No differences were observed between SMC scores at T0 and T3 (Fisher’s exact test = 9.579, p = 0.071). Improvement in PRS scores was observed at T3 (Z = 2.536, p = 0.011; Hodges-Lehmann estimator 4.0, 95% CI 2.0/6.0).

DISCUSSION

This is the first report to describe the applicability of the MSM in children affected by CP. The intervention was administered in accordance with the study protocol and no adverse events were observed. Children experienced an immediate increase in muscle strength and joint excursion of the ankle; the improvements were still present at follow-up after 7 days. Interesting observations can be drawn from the analysis based on MDC95; it is derived from the standard error of the mean (SEM) and a 95% degree of confidence, and can be regarded as the minimum amount of change due to a real modification in performance rather than to the random measurement errors. Apart from T1, analysis of individual data showed a remarkable proportion of children (67–100%) with improvements in performance equal to or greater than the absolute values of the MDC95, for plantar flexors strength and ankle joint excursion (Table II, Fig. 2 and Fig. 3). The quality of gait pattern was also enhanced, probably due to the ability to perform a better push-off and swing phase; although an MDC95 value is not available for the PRS. Despite the variations observed in the children’s ability to move their ankles, change scores in the SMC were not significant.

This study has some limitations. An electro-goniometer would have given more accurate measurements of the ankle joint angles; a mean score of the 3 strength tests performed per-angle would have probably been more reliable. Moreover, we did not consider assessing spasticity; as it interferes with muscle strength and joint mobility, the use of an outcome measure such as the Tardieu Scale (15) or an objective, neurophysiological assessment, such as the tonic SRT measurement (5) would have provided additional data. In the current investigation, we chose the dosing of the intervention (i.e. 3 × 20-min sessions) with reference to a previous study (8); due to the exploratory nature of the research, alternative dosages (e.g. greater frequency and duration) could have been considered. Finally, children should have been monitored for a longer time.
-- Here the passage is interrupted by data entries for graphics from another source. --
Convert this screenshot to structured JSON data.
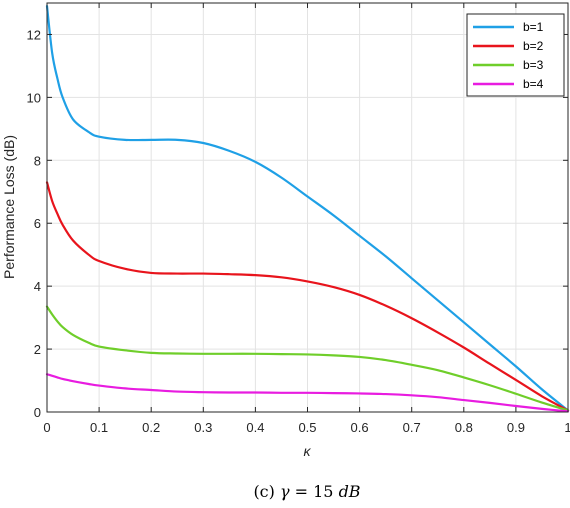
{
  "chart_data": {
    "type": "line",
    "title": "",
    "xlabel": "κ",
    "ylabel": "Performance Loss (dB)",
    "xlim": [
      0,
      1
    ],
    "ylim": [
      0,
      13
    ],
    "xticks": [
      0,
      0.1,
      0.2,
      0.3,
      0.4,
      0.5,
      0.6,
      0.7,
      0.8,
      0.9,
      1
    ],
    "xtick_labels": [
      "0",
      "0.1",
      "0.2",
      "0.3",
      "0.4",
      "0.5",
      "0.6",
      "0.7",
      "0.8",
      "0.9",
      "1"
    ],
    "yticks": [
      0,
      2,
      4,
      6,
      8,
      10,
      12
    ],
    "ytick_labels": [
      "0",
      "2",
      "4",
      "6",
      "8",
      "10",
      "12"
    ],
    "grid": true,
    "legend": "top-right",
    "caption": "(c) γ = 15 dB",
    "caption_parts": {
      "prefix": "(c) ",
      "gamma": "γ",
      "rest": " = 15 ",
      "unit": "dB"
    },
    "x": [
      0,
      0.01,
      0.02,
      0.03,
      0.05,
      0.08,
      0.1,
      0.15,
      0.2,
      0.25,
      0.3,
      0.35,
      0.4,
      0.45,
      0.5,
      0.55,
      0.6,
      0.65,
      0.7,
      0.75,
      0.8,
      0.85,
      0.9,
      0.95,
      1
    ],
    "series": [
      {
        "name": "b=1",
        "color": "#1fa0e6",
        "values": [
          12.9,
          11.4,
          10.6,
          10.0,
          9.3,
          8.9,
          8.75,
          8.65,
          8.65,
          8.65,
          8.55,
          8.3,
          7.95,
          7.45,
          6.85,
          6.25,
          5.6,
          4.95,
          4.25,
          3.55,
          2.85,
          2.15,
          1.45,
          0.72,
          0.05
        ]
      },
      {
        "name": "b=2",
        "color": "#e8141c",
        "values": [
          7.3,
          6.7,
          6.3,
          5.95,
          5.45,
          5.0,
          4.8,
          4.55,
          4.42,
          4.4,
          4.4,
          4.38,
          4.35,
          4.28,
          4.15,
          3.97,
          3.72,
          3.38,
          2.98,
          2.53,
          2.05,
          1.53,
          1.02,
          0.5,
          0.05
        ]
      },
      {
        "name": "b=3",
        "color": "#6fce2a",
        "values": [
          3.35,
          3.1,
          2.88,
          2.7,
          2.45,
          2.2,
          2.08,
          1.96,
          1.88,
          1.86,
          1.85,
          1.85,
          1.85,
          1.84,
          1.83,
          1.8,
          1.75,
          1.65,
          1.5,
          1.33,
          1.1,
          0.85,
          0.58,
          0.3,
          0.05
        ]
      },
      {
        "name": "b=4",
        "color": "#e81ce0",
        "values": [
          1.2,
          1.15,
          1.1,
          1.05,
          0.98,
          0.89,
          0.84,
          0.75,
          0.7,
          0.65,
          0.63,
          0.62,
          0.62,
          0.61,
          0.61,
          0.6,
          0.59,
          0.57,
          0.53,
          0.47,
          0.38,
          0.29,
          0.19,
          0.1,
          0.02
        ]
      }
    ]
  }
}
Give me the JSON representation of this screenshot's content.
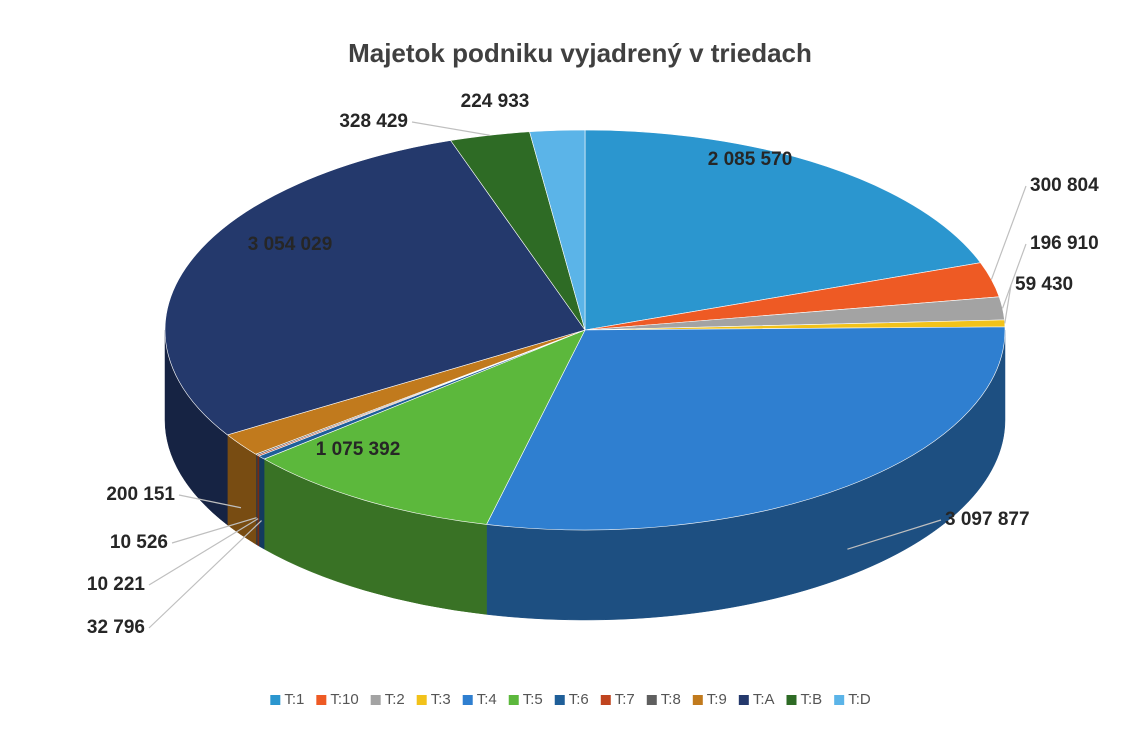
{
  "chart_data": {
    "type": "pie3d",
    "title": "Majetok podniku vyjadrený v triedach",
    "categories": [
      "T:1",
      "T:10",
      "T:2",
      "T:3",
      "T:4",
      "T:5",
      "T:6",
      "T:7",
      "T:8",
      "T:9",
      "T:A",
      "T:B",
      "T:D"
    ],
    "values": [
      2085570,
      300804,
      196910,
      59430,
      3097877,
      1075392,
      32796,
      10221,
      10526,
      200151,
      3054029,
      328429,
      224933
    ],
    "value_labels": [
      "2 085 570",
      "300 804",
      "196 910",
      "59 430",
      "3 097 877",
      "1 075 392",
      "32 796",
      "10 221",
      "10 526",
      "200 151",
      "3 054 029",
      "328 429",
      "224 933"
    ],
    "colors": [
      "#2b96cf",
      "#ee5a24",
      "#a3a3a3",
      "#f2c21a",
      "#2f7fd0",
      "#5cb83c",
      "#1f5f99",
      "#c0441f",
      "#5f5f5f",
      "#c17a1d",
      "#24396c",
      "#2e6b25",
      "#5bb4e8"
    ],
    "legend": "bottom"
  }
}
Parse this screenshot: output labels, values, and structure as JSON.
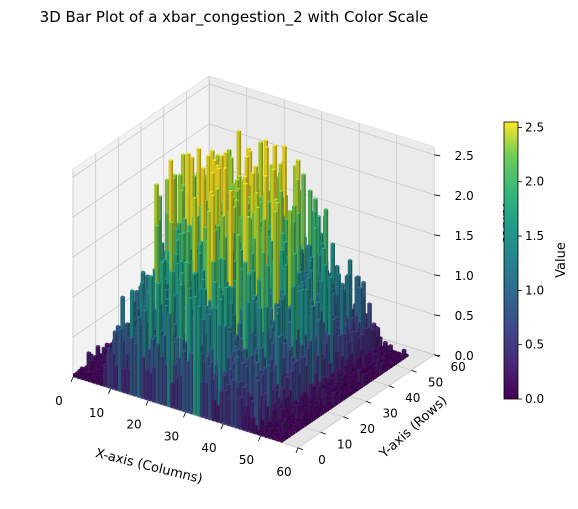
{
  "chart_data": {
    "type": "bar3d",
    "title": "3D Bar Plot of a xbar_congestion_2 with Color Scale",
    "xlabel": "X-axis (Columns)",
    "ylabel": "Y-axis (Rows)",
    "zlabel": "Values",
    "colorbar_label": "Value",
    "colormap": "viridis",
    "xlim": [
      0,
      60
    ],
    "ylim": [
      0,
      60
    ],
    "zlim": [
      0,
      2.5
    ],
    "x_ticks": [
      "0",
      "10",
      "20",
      "30",
      "40",
      "50",
      "60"
    ],
    "y_ticks": [
      "0",
      "10",
      "20",
      "30",
      "40",
      "50",
      "60"
    ],
    "z_ticks": [
      "0.0",
      "0.5",
      "1.0",
      "1.5",
      "2.0",
      "2.5"
    ],
    "colorbar_ticks": [
      "0.0",
      "0.5",
      "1.0",
      "1.5",
      "2.0",
      "2.5"
    ],
    "colorbar_range": [
      0,
      2.55
    ],
    "grid": true,
    "colorbar_position": "right",
    "grid_size": [
      56,
      56
    ],
    "note_values": "Matrix of 56x56 bars; higher values (about 1.5–2.5) in central region of columns ~10–45, low values (~0.0–0.5) near edges"
  }
}
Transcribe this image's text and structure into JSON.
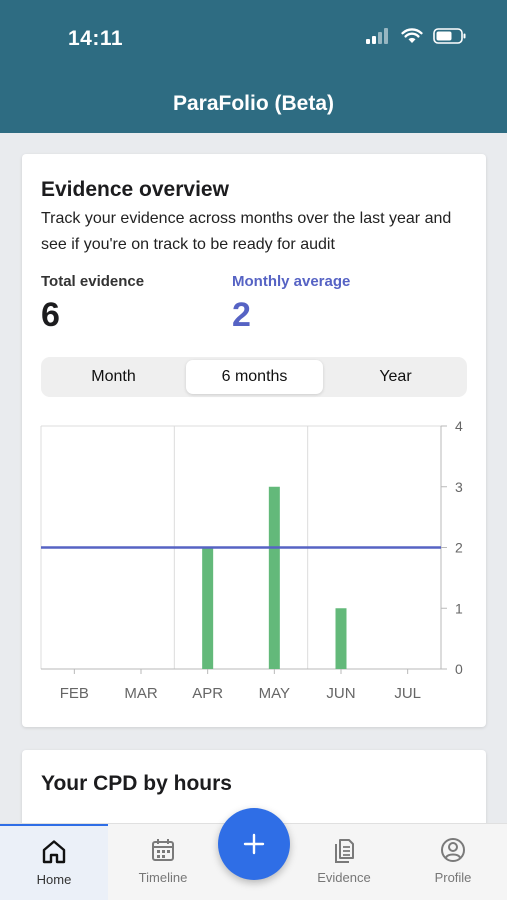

The effect of the MSM was previously investigated in individuals with multiple sclerosis (8), spinal cord injury (9), and shoulder impingement (3, 10). The current findings regarding strength and joint excursion are in agreement with previous studies (3, 8–10). In the children in the current study, impairment of the ankle was due to muscle weakness and unbalanced muscle action. According to Feldman’s model, the modulation of SRTs allows interaction with the environment by mean of a fluent control of muscular forces and joint angle. Regulation of thresholds, and positional and velocity gains of the stretch reflex are consequences of supraspinal action and may have implications in motor control disorders related to diseases of the nervous system (4). The positive effect could be explained by the proprioceptive feedback due to the MSM, inducing a neuromuscular review; novel muscle tonic SRTs and configurations of the joint, within different body frames of reference (6, 7) may have produced a stronger and more balanced agonist-antagonist muscular action. We are aware that the findings are related to body structure, and not to activity and participation domains; moreover, in management of CP, upstream therapeutic effects (e.g. on other ICF domains) are not supported by substantial evidence (2). However, in the context of multiple limiting factors, an eventual positive effect of MSM may allow better engagement in goal-directed and motor learning-based interventions (2).

We conclude that the MSM is suitable for use in children affected by hemiplegia due to CP. Well-designed preclinical and clinical studies are needed to investigate its neurophysiological effect, relationship with human motor control and learning, and efficacy. Considerations should be made regarding the potential impact of the stimulation on spasticity; should a positive effect result, the minimal burden of the intervention would make it attractive compared with surgical or pharmacological interventions. Should the effectiveness be confirmed, further research may address how the MSM could help in minimizing activity limitations and encouraging participation.